Les Batswanas sont avant tout des éleveurs, organisés en huit régions tribales dotées chacune d'un bourg-capitale. Les autres centres urbains sont des centres d'extraction minière: nickel, cuivre, diamants, exportés dans la CEE (53% des exportations en 1982) et aux États-Unis (20%). La principale source de devises est le diamant, extrait de trois mines principales sous le contrôle de la société à capitaux sud-africains Debswana, qui accroît très rapidement ses investissements. Les grandes sociétés internationales (Shell, CDF, Total) s'intéressent aux énormes ressources de charbon du Kalahari et un projet de chemin de fer transkalahari est à l'étude. Il devrait être raccordé au réseau de Namibie, mais les Sud-africains le bloquent, sauf à la condition de pouvoir y participer. Or ils ne manquent pas de moyens de pression: 87% des importations viennent d'Afrique du Sud, dans le cadre de l'Union douanière sud-africaine ; 30 000 Batswanas y travaillent, dont 25 000 mineurs ; les liaisons aériennes et ferroviaires et l'information (télévision) dépendent de Pretoria ; les régions méridionales frontalières sont encore aux mains des fermiers sud-africains.
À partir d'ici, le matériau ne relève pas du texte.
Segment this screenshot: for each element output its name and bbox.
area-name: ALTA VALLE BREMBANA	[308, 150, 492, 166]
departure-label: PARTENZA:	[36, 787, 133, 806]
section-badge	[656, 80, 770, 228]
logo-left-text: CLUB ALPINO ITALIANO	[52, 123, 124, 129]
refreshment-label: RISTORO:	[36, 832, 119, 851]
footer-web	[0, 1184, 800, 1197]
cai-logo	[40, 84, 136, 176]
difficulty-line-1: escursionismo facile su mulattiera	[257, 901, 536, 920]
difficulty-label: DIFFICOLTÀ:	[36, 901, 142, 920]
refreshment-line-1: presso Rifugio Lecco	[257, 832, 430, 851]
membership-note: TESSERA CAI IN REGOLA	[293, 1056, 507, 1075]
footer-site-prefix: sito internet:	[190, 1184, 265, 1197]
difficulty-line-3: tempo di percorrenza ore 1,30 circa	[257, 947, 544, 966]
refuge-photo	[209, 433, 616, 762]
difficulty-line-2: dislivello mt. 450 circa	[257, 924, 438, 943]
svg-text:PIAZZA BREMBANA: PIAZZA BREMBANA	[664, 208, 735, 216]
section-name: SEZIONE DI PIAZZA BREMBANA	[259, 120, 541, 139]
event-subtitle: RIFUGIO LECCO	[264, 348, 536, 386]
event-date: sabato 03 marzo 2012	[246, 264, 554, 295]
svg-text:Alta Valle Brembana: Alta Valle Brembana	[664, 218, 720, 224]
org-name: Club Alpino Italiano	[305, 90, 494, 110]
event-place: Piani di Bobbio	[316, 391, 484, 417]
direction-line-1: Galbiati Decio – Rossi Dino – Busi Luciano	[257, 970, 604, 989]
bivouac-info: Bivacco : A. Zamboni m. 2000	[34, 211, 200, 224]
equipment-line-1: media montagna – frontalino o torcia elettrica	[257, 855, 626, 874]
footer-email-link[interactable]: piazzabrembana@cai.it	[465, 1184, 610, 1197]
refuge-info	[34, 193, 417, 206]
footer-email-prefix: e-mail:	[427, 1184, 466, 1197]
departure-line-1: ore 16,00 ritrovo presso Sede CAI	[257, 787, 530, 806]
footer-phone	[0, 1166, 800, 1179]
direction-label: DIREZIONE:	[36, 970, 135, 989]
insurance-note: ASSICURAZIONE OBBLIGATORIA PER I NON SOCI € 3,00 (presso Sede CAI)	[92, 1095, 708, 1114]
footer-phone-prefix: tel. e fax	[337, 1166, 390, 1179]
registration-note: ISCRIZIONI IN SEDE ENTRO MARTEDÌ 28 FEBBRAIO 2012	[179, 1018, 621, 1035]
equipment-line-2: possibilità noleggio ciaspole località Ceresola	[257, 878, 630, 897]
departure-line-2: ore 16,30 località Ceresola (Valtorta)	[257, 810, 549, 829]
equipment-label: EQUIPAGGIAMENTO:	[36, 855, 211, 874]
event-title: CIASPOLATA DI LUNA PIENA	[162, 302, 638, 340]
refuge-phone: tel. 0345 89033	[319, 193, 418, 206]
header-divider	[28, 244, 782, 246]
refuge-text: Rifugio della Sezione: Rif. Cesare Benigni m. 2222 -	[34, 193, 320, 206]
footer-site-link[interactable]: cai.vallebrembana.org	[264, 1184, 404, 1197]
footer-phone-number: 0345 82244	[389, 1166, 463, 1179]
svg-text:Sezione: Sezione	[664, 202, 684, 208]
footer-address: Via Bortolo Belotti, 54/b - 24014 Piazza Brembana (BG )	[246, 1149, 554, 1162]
Grâce à son potentiel minier et à sa proximité de la Namibie, le Botswana bénéficie d'une aide internationale importante (États-Unis, RFA, Chine, Nouvelle-Zélande, fonds saoudiens et Koweitis) habilement gérée par le président Quett Masire et ses ministres, entourés d'une équipe de conseillers hollandais. Par le biais de la "Botswana Development Corporation", une économie mixte se met en place, et finance de vastes projets: abattoirs de Lobatse, industries, projets agricoles du delta intérieur de l'Okavango.

Gaborone est le siège de la SADCC, Southern Africa Development Coordination Conférence, qui regroupe neuf États de la "ligne de front", dans une tentative d'intégration économique visant à atténuer la dépendance vis-à-vis de l'Afrique du Sud.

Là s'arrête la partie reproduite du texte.